The Chelsea branch of Dia Art Foundation reopens with newly commissioned works by American artist Lucy Raven . Two kinetic light sculptures, Casters X-2 and X-3 (2021), surveil the gallery with moving beams, while the immersive film installation Ready Mix (2021, image) documents the workings of an Idaho concrete plant. Capturing the churn of mineral aggregates and cement binders with optical and durational experiments, the 45-minute film expands on Raven’s preoccupation with resource extraction in the American West.
“The employer in an anti-union campaign is running a psychological terror operation, so that no worker in that facility ever considers the question of a union again. Amazon was sending a message to its workers across the United States.”
– Labour organizer
Jane McAlevey , on Bessemer, Alabama Amazon workers’ recent
failed unionization bid —and how inept media coverage of the doomed campaign
supported the company’s PR goals [quote edited]
“Last year, we created a new artwork Time Synthesizer . It was seen by almost no one. It doesn’t feel that it fully exists yet.”
–
Evelina Domnitch , sharing
documentation of her and Dmitry Gelfand’s latest installation. Visualizing water turbulences via laser-illuminated hydrogen bubbles,
Time Synthesizer premiered at Le Fresnoy’s “
Panorama 22 ” in Tourcoing, France during the October lockdown.
“The aesthetic of the glitch reveals the intrinsic mechanisms of a digital environment—a fleeting moment in which the interruption of fluidity becomes a symbol of new awareness and possibility of choice.”
Mario Santamaría ’s installation Unfixed Infrastructures and Rabbit Holes (2020) opens at Aksioma, Ljubljana, articulating invisible data flows. The Spanish artist programmed a “rabbit hole” network to cycle signals through different geolocations, seeking the maximum possible route allowed by network protocols. The delay—a measure of the materiality of digital time—is visualised by two screens video-streaming a Foucault pendulum, one connected to the gallery WiFi, the other to the “rabbit hole” network.

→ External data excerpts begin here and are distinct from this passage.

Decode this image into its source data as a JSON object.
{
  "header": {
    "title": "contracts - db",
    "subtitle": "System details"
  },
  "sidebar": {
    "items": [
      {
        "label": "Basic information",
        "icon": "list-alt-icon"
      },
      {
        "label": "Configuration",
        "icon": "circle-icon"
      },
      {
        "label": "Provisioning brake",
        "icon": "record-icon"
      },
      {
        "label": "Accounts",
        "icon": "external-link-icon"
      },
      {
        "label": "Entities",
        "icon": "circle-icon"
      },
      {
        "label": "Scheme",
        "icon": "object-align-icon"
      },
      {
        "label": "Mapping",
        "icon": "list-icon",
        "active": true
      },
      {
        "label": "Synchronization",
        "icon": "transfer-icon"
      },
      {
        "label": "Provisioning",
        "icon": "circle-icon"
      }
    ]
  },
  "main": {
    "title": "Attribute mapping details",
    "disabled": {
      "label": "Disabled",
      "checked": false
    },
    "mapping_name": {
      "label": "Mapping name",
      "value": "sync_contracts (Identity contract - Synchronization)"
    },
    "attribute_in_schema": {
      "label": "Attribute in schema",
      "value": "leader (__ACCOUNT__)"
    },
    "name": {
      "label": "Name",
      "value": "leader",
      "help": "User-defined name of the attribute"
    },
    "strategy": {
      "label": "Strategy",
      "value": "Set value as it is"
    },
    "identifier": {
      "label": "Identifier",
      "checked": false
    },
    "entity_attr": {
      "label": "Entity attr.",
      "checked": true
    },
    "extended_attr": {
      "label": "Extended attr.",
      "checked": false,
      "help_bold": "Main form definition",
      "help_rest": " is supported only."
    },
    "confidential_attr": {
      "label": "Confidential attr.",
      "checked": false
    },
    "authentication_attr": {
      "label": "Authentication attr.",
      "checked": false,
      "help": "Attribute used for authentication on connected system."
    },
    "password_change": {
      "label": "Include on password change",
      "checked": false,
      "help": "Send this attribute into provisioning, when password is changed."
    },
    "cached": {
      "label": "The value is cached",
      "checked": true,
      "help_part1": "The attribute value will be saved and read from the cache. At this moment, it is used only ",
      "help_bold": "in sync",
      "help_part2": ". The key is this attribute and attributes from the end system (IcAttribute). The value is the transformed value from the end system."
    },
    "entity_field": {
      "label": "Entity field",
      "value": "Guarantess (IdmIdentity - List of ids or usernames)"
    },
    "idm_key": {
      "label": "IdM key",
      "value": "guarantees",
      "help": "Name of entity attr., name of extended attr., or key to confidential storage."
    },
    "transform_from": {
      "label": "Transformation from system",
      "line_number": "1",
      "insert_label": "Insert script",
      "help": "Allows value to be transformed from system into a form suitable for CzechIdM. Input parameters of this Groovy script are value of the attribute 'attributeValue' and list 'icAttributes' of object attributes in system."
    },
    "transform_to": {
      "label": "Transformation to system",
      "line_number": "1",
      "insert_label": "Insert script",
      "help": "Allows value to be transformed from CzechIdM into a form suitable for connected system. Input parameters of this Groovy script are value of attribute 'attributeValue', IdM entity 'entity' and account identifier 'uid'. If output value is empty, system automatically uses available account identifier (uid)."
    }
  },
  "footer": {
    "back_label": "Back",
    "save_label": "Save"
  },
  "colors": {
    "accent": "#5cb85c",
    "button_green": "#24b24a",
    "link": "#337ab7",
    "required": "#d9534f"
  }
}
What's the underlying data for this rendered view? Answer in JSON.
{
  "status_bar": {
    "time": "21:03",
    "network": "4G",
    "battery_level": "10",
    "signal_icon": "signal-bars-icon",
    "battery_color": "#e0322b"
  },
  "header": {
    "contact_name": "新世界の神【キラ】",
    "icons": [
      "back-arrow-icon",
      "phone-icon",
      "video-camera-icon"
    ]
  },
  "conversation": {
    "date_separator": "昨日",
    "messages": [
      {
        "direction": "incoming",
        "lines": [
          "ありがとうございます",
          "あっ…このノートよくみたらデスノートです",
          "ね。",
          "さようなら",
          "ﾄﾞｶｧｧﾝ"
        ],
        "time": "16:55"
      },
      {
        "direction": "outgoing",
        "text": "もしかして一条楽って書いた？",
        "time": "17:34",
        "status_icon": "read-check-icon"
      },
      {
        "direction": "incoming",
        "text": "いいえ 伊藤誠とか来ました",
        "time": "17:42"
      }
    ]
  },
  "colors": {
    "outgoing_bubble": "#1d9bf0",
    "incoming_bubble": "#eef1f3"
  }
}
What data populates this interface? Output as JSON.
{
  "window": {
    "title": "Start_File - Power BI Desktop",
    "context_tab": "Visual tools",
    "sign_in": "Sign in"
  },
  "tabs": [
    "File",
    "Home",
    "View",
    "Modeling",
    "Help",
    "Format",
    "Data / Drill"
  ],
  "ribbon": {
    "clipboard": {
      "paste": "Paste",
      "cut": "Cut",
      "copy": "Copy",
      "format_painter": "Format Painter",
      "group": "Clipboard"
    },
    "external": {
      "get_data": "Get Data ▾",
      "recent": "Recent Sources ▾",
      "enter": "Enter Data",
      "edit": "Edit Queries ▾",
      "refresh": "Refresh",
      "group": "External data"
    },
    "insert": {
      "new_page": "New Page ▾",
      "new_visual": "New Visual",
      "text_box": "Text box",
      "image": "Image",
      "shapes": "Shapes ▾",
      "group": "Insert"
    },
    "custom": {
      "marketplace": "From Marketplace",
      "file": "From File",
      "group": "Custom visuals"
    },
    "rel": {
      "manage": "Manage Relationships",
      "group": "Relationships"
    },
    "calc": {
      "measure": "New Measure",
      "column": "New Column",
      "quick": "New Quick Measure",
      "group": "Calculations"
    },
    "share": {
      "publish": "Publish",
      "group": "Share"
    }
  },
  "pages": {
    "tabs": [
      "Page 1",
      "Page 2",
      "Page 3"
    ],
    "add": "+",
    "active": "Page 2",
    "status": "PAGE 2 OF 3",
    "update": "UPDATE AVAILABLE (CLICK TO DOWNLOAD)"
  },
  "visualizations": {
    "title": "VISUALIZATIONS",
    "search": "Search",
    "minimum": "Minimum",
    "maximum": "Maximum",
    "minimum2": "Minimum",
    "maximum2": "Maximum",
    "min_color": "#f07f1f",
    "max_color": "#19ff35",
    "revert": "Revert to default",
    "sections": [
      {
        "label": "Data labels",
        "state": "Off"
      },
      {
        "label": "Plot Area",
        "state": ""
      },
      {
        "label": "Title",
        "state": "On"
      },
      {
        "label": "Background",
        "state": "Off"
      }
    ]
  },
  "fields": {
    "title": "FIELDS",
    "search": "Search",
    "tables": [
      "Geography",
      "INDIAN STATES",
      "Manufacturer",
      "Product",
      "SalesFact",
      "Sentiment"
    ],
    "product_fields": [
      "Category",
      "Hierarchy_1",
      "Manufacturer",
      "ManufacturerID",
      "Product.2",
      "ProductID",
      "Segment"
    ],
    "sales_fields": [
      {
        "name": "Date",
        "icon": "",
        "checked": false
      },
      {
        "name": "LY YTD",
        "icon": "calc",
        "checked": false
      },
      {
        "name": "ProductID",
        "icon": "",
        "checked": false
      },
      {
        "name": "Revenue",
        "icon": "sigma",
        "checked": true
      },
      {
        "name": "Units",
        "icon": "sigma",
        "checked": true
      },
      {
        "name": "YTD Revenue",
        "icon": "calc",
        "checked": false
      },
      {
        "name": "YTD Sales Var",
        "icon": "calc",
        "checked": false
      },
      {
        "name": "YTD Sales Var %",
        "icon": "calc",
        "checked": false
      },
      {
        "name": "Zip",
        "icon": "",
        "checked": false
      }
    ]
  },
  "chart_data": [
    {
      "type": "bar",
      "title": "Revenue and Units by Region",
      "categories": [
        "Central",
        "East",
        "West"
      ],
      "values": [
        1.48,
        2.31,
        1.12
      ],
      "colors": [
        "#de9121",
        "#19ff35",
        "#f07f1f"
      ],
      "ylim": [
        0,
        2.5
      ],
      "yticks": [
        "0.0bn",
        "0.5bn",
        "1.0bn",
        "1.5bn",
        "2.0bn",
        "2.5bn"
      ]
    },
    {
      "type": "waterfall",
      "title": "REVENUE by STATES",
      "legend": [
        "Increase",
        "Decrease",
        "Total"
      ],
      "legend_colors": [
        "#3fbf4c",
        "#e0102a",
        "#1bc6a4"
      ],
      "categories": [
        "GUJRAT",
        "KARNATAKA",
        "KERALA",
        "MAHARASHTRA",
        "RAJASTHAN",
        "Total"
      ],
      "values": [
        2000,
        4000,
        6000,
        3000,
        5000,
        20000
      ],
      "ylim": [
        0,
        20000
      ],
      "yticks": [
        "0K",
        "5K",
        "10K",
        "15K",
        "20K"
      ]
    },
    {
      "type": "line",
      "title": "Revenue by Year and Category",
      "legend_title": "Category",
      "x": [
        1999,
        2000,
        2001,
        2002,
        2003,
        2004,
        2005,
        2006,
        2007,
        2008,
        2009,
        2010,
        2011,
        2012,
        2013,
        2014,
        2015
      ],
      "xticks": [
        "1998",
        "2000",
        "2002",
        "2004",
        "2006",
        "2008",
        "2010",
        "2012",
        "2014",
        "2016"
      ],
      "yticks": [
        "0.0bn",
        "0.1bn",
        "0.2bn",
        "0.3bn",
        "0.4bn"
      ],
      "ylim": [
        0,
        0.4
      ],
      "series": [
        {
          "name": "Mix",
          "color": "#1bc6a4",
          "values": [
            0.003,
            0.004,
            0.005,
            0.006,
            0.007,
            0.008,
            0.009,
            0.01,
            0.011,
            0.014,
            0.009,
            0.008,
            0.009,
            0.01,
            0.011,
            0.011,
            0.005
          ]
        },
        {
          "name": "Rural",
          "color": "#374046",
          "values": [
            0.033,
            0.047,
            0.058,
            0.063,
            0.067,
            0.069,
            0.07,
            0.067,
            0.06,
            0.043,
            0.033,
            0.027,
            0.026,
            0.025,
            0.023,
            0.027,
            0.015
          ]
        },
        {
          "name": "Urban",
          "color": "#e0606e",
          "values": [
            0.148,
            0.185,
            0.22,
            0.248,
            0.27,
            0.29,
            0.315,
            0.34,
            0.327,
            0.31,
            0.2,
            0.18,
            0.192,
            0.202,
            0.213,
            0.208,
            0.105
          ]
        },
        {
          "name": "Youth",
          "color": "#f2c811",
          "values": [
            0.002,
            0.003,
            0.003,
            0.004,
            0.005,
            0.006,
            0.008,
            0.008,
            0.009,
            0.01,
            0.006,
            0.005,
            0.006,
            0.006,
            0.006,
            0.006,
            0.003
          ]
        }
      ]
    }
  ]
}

“We already live in a society which is very heavily gendered and very visually gendered. What these technologies are doing is making those decisions a lot more efficient, a lot more automatic, and a lot more difficult to challenge.”
– Data ethics researcher
Os Keyes , on algorithmic detection of gender and sexual orientation in the wake of a
new campaign to ban these applications in the EU
From “Cybernetic Serendipity” (1968), to the first Ars Electronica (1979), to SFMOMA’s “010101: Art in Technological Times” (2001)—Wolf Lieser’s Digital Art Museum website adds a neat event timeline that lets visitors scroll through a genre chronology. The feature is one of several additions (see the essay section ) since the site’s major overhaul in 2020. Launched in 2000, the online museum (that precedes Lieser’s eponymous Berlin gallery) is one of the first internet resources on the history of digital art.